I have some exciting news to share: As of today I have written 34,512 words for my second book, which equates to roughly 25% done. The working title is The Fourth World, and it takes place approximately forty years before Restoration. But, even though both books take place in the same fictional timeline, it is not a prequel.
I actually started this book way back in 1998 (or thereabouts), but life took me in a different direction and I had to set it aside. I worked on it some in 2012, but once again life pulled me away. That was definitely not a bad thing though, my wife and I got to live and work in St. Thomas, USVI for four years!
Restoration was also born in 2012, but it existed as only a rough outline and some character notes. In 2017, when I decided to finally pursue my dream of being a writer, I dug into my research and notes for both books and decided to finish Restoration first, unsure whether I would ever finish The Fourth World or not. But, after re-reading the 10,000+ words I had written way back in ’98, I decided that it deserved to be finished.

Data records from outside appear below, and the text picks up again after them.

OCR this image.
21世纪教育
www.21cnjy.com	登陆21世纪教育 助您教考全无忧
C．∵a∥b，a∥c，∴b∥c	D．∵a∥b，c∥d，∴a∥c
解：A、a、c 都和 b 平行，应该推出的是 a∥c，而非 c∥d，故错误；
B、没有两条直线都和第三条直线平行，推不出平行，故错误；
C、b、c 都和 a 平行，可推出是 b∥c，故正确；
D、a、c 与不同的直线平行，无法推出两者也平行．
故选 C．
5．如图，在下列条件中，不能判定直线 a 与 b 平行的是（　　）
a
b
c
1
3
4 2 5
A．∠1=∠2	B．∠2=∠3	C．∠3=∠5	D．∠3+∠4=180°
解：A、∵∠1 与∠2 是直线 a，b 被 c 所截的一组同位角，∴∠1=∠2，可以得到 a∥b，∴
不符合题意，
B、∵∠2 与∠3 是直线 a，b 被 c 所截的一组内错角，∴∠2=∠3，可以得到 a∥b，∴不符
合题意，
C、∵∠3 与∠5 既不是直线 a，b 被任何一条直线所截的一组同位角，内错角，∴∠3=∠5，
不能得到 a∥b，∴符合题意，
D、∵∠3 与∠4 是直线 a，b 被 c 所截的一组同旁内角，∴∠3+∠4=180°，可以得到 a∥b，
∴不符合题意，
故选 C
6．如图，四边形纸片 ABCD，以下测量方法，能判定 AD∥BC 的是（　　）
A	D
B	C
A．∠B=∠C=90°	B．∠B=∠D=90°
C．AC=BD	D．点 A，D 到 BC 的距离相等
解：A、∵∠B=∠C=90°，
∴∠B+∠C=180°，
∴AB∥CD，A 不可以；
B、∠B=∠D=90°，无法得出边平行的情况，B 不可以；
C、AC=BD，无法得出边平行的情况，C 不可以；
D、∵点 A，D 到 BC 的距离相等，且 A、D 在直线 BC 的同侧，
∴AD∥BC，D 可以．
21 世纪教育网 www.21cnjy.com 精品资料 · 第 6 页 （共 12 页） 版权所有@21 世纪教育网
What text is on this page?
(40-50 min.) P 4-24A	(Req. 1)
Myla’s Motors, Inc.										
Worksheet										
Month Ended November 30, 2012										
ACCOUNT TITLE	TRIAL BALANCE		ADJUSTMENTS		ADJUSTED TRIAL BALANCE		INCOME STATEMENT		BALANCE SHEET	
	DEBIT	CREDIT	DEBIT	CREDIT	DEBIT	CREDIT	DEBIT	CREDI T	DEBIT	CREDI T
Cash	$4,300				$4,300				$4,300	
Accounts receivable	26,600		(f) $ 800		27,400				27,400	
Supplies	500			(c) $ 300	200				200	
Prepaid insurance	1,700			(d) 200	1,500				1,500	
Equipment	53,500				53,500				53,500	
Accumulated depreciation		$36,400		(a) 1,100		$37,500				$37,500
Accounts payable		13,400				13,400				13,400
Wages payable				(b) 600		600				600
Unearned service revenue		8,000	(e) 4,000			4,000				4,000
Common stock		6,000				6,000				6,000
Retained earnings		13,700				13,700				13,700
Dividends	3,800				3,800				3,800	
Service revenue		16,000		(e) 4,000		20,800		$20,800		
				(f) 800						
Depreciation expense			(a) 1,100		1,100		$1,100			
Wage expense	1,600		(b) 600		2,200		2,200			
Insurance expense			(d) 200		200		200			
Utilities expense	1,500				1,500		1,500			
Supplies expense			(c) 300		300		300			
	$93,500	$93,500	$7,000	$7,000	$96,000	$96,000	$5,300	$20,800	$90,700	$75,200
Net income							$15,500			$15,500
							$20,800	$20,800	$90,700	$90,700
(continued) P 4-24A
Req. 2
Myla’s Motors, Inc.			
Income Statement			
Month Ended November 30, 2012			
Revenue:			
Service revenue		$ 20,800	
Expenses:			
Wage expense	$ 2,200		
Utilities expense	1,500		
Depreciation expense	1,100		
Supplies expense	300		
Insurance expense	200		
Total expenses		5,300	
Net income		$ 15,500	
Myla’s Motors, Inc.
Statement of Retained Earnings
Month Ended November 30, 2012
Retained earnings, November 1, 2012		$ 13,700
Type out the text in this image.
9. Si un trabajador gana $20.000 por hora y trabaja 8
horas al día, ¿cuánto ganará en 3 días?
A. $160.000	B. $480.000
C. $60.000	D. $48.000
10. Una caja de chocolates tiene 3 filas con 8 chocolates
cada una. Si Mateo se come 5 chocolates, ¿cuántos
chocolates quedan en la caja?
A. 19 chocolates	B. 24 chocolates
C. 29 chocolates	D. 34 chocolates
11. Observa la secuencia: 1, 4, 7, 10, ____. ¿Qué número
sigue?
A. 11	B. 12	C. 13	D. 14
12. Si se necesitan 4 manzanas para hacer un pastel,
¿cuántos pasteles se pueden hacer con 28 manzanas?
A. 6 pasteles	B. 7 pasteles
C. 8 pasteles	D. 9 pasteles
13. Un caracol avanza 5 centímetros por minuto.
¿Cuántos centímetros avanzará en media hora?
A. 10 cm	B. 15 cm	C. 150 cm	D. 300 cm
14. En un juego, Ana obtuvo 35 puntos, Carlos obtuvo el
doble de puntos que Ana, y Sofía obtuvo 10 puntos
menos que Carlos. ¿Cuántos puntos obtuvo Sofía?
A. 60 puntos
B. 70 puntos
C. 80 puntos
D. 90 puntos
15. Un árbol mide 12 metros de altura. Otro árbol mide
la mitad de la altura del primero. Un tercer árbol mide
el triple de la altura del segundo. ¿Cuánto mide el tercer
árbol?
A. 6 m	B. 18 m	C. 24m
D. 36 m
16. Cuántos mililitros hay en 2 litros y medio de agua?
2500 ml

I will share more details in future posts, but the timeline I established for TFW provided the historical elements in Restoration—with climate change, WW III and the colonization of Mars being the most relevant to both books. That said, TFW isn’t really about any of those things. It’s about Marissa Spencer, an archeologist, and her twin brother Michael, an astronaut.
The year 2034 is an exciting time for the twins: They will celebrate their 33rd birthday, Marissa makes an incredible discovery while working on an excavation in China and Michael will pilot the first manned mission to Mars. Unfortunately for them, 2035 will be just as exciting but far more dangerous.
I plan to release The Fourth World in December and will provide regular updates between now and then. Revival, book two in the Restoration series, is slated for summer 2019.